Emerging 2 different models to create a multi-model

tnguyen87 · March 20, 2022, 3:22am

Greetings,

I have 2 different models - A (GNN) and B (LSTM). I am trying to combine these models to predict the same output “y”. These models only share the same input and output only. I found 2 different posts (Merging two models & Combining Trained Models in PyTorch - #2 by ptrblck) and noticed that they are different. I wonder which one would everyone recommend to follow.

About defining “optimizer = optim.X” where X can be SGD or Adam, if I follow the a post from @ptrblck (Merging two models), then does “optimizer” need to be "optimizer = optim.Adam(modelA.parameters()+modelB.parameters()) ?

About the model.train(), would a post from @ptrblck (Merging two models) take care? loss.backward() would depends on each model.

I have just started learning pytorch recently, so I am very new to this field. I’d really appreciate any input! Thank you for the help! - Tom

ptrblck · March 20, 2022, 8:19pm

The linked use cases are a bit different as the first one (merging two models) seems to pass features from one model to the other and could train these models in an end2end manner.
The “ensemble” approach uses two pretrained models to combine their output features (often from the penultimate layer) to train a new classifier, which could boost the performance compared to each model standalone. However, if you want to train all models from scratch, take a look at the Stacking section of ensemble learning as the training procedure is using “stages” and differs from the “standard” training routine.
In particular the classifier expects the stage0 models to be trained already and expects to see their predictions while bein trained.
This would mean that an end2end training might yield a worse performance and you would have to create separate training and validation splits to train each stage.

tnguyen87 · March 21, 2022, 6:37pm

Hello @ptrblck, thank you for your thoughts and recommendations.

May I ask you for each scenario?

I did not think about the case where an end2end training can possibly yield a worse performance. Based on your comments, I think I will need to write an additional nn.Module class to combine 2 models as you showed in a post; but can I write it without passing features from one model to another? Also, do you have any suggestion on dealing with an optimizer and def train() function (what I am looking for is whether there is an additional step to write for optimizer and train(); I am stuck at looking for a way to deal with combining y_pred = mol(features_from_A) and y_pred = mol(features_from_B)); Because each model works well (but still not great), I want to boost a prediction performance by combining 2 models to predict output.

In a case the “ensemble” approach where I want to train 2 models from the scratch (based on your provided link) along with reading several papers observing authors combined their models (a type of models does not matter) at the FC layer. May I ask whether I still need to write a new “nn.Module class” to do this work?

ptrblck · March 22, 2022, 4:37am

Yes, you do not need to combine the “base models” together and could pass their features to a final classifier.
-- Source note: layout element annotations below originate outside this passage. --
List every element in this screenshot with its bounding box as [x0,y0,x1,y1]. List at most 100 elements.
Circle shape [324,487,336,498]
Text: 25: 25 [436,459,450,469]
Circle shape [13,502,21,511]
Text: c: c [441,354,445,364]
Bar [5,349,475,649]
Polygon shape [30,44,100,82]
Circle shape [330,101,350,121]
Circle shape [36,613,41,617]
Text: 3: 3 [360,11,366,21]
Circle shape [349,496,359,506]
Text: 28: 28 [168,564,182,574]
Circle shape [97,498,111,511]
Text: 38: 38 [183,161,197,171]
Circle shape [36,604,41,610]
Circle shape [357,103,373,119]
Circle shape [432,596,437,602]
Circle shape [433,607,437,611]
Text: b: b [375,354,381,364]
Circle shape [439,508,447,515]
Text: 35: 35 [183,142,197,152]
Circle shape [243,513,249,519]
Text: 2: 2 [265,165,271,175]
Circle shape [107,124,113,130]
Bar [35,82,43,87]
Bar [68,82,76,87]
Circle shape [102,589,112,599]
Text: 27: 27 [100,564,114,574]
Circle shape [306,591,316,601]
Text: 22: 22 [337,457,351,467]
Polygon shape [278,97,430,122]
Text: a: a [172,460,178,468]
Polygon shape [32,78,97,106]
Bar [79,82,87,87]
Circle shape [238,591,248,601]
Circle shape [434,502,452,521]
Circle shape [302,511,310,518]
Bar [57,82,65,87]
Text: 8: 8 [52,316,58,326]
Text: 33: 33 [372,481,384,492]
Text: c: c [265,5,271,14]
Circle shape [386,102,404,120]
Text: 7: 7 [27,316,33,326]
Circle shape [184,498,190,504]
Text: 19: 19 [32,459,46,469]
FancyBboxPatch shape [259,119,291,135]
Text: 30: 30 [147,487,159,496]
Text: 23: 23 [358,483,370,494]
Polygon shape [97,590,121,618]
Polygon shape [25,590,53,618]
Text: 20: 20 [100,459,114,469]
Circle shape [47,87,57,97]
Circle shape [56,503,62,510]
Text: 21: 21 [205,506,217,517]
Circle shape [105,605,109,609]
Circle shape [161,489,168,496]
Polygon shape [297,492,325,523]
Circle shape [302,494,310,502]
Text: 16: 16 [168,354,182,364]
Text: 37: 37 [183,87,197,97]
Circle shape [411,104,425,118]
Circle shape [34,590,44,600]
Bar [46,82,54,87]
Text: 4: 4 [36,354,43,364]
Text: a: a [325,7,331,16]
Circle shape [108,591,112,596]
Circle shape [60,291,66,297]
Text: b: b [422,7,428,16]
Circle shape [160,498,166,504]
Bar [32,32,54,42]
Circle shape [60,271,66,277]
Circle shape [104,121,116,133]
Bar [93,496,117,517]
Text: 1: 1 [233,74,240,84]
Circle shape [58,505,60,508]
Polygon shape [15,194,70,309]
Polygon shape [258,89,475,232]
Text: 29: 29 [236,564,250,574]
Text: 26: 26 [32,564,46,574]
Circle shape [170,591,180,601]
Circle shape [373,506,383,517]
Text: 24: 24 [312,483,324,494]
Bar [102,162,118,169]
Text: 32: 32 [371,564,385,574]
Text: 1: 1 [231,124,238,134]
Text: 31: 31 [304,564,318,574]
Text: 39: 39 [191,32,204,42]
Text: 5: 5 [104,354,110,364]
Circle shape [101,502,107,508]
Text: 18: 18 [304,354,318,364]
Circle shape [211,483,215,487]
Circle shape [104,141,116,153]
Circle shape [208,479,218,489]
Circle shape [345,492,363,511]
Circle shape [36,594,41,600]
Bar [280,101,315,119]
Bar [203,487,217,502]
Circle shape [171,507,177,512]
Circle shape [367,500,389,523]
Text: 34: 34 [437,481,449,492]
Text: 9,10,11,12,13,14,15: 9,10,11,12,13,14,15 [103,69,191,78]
Not necessarily, but a custom nn.Module might be more convenient.
You can directly pass the outputs of any module to another module, e.g. as:

modelA = MyModelA()
modelB = MyModelB()
classifer = MyClassifier()

outA = modelA(x)
outB = modelB(x)
out = torch.stack((outA, outB), dim=1)
out = classifier(out)

However, your code might be cleaner if you are wrapping this logic into a custom module.

tnguyen87 · March 24, 2022, 4:58am

Wonderful! Thank you for a snippet code example. I will try this out to see which direction fits my approach better!

tnguyen87 · April 27, 2022, 7:22pm

Hello @ptrblck ,
May I ask whether outA is a predicted value obtained from model A in this case? I am think that outA is a feature at the fully-connected layer of model A; however, I am not quite sure. Could you please confirm whether it is correct?

Finally, I have two models (A&B) are trained with different approaches (one with dataloader/bucketIteractor and another with a traditional batch). May I ask whether I need to use the same approach to train both models in order to stack their outputs for a combined model? I think that an answer might be no, but I still want to hear thoughts from an expert.

tnguyen87 · April 28, 2022, 2:19am

Based on this link (Combining Trained Models in PyTorch - #66 by rudascience), outA and outB are collected after FC layer. Because of this, my first question is answered.

Following with this post (Combining Trained Models in PyTorch - #68 by rudascience), it seems like I only need to define an optimizer and push to classifer.cuda() for classifer instead for both 3 models (i.e., modelA, modelB and classifier) ? Is this true or am I missing something in the post?

ptrblck · April 28, 2022, 5:32am

You can define the models as you want, so can return the activation outputs (features) from the penultimate layer or the logit prediction.

For the optimizer: it also depends on your actual use case. If you want to only train the classifier, push only its parameters to the optimizer. On the other hand, if you want to train all models, use different optimizers, a combined one etc.